Question

For non-zero value of force of attraction between gas molecules for large volume, gas equation will be:
a.) PV = nRT - $\dfrac{{{n^2}a}}{V}$
b.) PV = nRT + nbP
c.) P = $\dfrac{{nRT}}{{V - b}}$
d.) PV = nRT

Answer 1

Hint : In a real gas equation, Van der Waals constant ‘a’ accounts for the interactive forces between the particles of the gas and the Van der Waals constant ‘b’ accounts for the volume correction.

Complete step by step answer:
The Van der Waals equation for real gases is:
\[(P + \dfrac{{a{n^2}}}{{{V^2}}})(V - nb) = nRT\]
In this equation, the Van der Waals constant ‘a’ signifies the intermolecular attractive forces between the particles of the gas. It is also known as the pressure correction term. The Van der Waals constant ‘b’ signifies the effective size of the molecules. It is also known as the volume correction term.
The formula for finding the Van der Waals constant ‘b’ is:
\[b = 4 \times {N_A} \times \dfrac{4}{3}\pi {r^3}\]

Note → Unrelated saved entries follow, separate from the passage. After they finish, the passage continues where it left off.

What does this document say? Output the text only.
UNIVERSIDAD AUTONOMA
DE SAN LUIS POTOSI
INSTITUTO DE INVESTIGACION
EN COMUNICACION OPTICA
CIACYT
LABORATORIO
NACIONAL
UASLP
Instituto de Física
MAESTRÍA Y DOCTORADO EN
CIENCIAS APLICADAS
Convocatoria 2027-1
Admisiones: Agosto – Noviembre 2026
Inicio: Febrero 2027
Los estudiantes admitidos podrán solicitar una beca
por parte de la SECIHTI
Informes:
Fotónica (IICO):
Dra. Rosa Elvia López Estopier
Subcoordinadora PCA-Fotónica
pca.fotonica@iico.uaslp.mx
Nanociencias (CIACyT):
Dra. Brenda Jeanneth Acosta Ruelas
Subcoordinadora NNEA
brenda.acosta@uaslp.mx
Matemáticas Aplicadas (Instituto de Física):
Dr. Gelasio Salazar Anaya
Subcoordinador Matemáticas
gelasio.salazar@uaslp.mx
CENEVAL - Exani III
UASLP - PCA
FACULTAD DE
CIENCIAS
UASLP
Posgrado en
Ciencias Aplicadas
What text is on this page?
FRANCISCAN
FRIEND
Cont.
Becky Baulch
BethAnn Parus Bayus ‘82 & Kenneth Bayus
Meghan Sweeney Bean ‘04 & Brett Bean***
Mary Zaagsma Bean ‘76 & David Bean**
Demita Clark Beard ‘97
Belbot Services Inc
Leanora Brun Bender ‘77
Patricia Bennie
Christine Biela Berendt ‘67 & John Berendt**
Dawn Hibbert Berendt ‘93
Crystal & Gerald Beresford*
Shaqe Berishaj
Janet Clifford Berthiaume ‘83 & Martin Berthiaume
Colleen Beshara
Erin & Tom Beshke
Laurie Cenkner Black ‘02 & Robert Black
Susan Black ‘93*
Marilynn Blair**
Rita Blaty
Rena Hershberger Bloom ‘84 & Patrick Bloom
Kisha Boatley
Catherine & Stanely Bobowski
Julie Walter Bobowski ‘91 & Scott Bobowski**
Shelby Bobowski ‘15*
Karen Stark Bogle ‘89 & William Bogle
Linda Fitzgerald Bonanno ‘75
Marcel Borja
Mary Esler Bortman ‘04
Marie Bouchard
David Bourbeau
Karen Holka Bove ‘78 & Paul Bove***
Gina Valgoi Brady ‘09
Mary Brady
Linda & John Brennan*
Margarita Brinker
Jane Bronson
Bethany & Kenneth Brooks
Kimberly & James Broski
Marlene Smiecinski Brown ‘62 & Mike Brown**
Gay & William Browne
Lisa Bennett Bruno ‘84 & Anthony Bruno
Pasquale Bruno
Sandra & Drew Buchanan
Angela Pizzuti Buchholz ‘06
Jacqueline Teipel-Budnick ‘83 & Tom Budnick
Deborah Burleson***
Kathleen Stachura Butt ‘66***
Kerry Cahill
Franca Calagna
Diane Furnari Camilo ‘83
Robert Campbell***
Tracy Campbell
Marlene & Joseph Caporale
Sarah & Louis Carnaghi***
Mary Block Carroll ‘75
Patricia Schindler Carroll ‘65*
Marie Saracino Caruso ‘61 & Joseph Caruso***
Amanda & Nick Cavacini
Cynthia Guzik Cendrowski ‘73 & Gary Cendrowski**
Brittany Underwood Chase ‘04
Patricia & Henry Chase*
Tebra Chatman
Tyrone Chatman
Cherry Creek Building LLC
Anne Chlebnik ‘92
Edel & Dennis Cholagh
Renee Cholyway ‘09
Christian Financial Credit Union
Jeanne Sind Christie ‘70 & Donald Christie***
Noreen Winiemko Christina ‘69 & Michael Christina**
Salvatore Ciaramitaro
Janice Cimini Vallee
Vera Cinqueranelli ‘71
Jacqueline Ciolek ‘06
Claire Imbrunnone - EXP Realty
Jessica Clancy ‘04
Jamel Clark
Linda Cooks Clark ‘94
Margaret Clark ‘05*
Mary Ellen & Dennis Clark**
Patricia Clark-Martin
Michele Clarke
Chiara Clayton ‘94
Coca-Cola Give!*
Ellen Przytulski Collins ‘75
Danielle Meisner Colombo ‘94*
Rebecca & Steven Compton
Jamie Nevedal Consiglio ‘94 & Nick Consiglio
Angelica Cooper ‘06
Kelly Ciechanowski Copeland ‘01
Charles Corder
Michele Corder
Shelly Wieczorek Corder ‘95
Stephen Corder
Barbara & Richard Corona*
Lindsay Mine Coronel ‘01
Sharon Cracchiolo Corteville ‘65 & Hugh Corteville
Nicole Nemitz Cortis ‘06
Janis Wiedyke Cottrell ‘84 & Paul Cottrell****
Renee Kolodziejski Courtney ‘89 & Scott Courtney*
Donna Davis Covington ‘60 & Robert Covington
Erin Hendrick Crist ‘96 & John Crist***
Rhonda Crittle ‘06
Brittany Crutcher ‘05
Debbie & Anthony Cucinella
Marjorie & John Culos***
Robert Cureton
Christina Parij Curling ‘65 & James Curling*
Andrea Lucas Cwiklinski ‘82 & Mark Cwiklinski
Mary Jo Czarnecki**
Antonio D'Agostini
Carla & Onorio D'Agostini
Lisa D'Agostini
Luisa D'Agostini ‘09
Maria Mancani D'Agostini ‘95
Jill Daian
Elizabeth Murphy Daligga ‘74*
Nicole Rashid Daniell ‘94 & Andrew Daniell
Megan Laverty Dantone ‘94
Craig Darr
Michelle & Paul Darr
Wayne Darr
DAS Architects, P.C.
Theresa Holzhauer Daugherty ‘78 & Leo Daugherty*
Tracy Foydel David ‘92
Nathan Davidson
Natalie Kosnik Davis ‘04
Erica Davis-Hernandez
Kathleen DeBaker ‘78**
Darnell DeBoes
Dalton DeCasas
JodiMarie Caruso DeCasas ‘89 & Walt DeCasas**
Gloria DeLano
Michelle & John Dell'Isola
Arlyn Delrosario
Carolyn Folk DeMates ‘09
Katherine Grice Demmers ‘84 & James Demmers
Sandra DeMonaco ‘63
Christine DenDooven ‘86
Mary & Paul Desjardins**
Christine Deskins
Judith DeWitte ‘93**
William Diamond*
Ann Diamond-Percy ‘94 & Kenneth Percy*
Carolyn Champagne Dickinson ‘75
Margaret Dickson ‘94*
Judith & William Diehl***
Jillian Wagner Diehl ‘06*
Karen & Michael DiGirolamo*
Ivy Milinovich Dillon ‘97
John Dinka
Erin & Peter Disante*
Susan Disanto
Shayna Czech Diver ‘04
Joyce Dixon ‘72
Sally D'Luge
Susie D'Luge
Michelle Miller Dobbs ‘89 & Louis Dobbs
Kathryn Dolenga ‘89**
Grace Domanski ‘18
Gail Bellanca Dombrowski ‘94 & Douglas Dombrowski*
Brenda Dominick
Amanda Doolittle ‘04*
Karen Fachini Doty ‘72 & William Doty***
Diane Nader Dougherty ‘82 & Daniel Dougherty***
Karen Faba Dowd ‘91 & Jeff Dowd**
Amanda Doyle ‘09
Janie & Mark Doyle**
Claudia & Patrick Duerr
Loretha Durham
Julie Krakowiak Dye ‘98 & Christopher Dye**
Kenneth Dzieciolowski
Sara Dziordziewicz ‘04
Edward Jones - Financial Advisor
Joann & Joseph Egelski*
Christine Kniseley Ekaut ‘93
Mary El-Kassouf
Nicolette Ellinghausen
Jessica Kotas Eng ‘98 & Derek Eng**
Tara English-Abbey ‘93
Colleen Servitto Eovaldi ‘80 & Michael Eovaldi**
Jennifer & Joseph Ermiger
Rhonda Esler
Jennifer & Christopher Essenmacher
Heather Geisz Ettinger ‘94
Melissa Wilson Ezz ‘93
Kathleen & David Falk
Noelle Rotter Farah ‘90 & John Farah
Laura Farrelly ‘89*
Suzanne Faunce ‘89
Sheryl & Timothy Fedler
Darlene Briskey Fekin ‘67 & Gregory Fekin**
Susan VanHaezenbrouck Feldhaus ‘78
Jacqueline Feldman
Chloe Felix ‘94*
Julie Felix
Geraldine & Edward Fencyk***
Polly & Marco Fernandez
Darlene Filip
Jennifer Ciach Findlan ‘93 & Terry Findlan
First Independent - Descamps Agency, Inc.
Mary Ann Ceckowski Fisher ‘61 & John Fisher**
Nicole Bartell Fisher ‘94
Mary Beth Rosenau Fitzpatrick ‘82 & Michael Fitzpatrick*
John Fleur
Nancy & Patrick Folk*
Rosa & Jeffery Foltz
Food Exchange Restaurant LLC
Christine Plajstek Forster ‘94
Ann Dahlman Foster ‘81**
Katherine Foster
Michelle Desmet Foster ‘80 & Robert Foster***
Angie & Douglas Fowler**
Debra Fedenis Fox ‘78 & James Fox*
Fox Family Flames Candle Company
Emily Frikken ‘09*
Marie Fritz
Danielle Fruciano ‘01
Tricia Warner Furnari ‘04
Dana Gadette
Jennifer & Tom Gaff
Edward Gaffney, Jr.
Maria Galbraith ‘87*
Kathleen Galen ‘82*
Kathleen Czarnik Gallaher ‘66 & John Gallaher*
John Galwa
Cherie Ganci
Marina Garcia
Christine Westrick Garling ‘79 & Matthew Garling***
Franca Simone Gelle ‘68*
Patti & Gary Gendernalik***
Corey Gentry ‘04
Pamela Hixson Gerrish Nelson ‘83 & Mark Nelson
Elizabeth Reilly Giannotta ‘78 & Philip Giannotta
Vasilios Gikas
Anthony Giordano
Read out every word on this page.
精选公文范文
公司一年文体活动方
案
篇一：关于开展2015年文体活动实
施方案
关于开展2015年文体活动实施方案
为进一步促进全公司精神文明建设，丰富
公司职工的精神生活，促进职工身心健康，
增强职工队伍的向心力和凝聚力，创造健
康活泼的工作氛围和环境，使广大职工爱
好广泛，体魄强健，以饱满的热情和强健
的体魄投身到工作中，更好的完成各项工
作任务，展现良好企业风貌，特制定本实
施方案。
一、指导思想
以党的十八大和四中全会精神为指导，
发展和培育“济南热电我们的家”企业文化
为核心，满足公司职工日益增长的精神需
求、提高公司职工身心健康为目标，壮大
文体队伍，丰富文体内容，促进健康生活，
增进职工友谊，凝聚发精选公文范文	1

Now, if the gas has non zero value of force of attraction, ‘a’ is significant. And if the volume of the gas is large, the volume correction term can be neglected, i.e. the Van der Waal’s constant ‘b’ can be neglected as the value of ‘b’ is comparatively small.
Therefore, the real gas equation simplifies to:
\[(P + \dfrac{{a{n^2}}}{{{V^2}}})V = nRT\]
\[ \Rightarrow PV + \dfrac{{a{n^2}}}{V} = nRT\]
\[ \Rightarrow PV = nRT - \dfrac{{a{n^2}}}{V}\]
So, this is the desired equation.

Hence, the correct answer is (A) PV = nRT - $\dfrac{{{n^2}a}}{V}$

Note: A student must know that a small term can only be neglected if it is in addition or multiplication with the comparatively large term. Larger the value of a, larger will be the intermolecular forces between the molecules. The unit of a is given by $atm{{L}^{2}}mo{{l}^{-2}}_{{}}$ and the unit of b is given by $Lmo{{l}^{-1}}_{{}}$.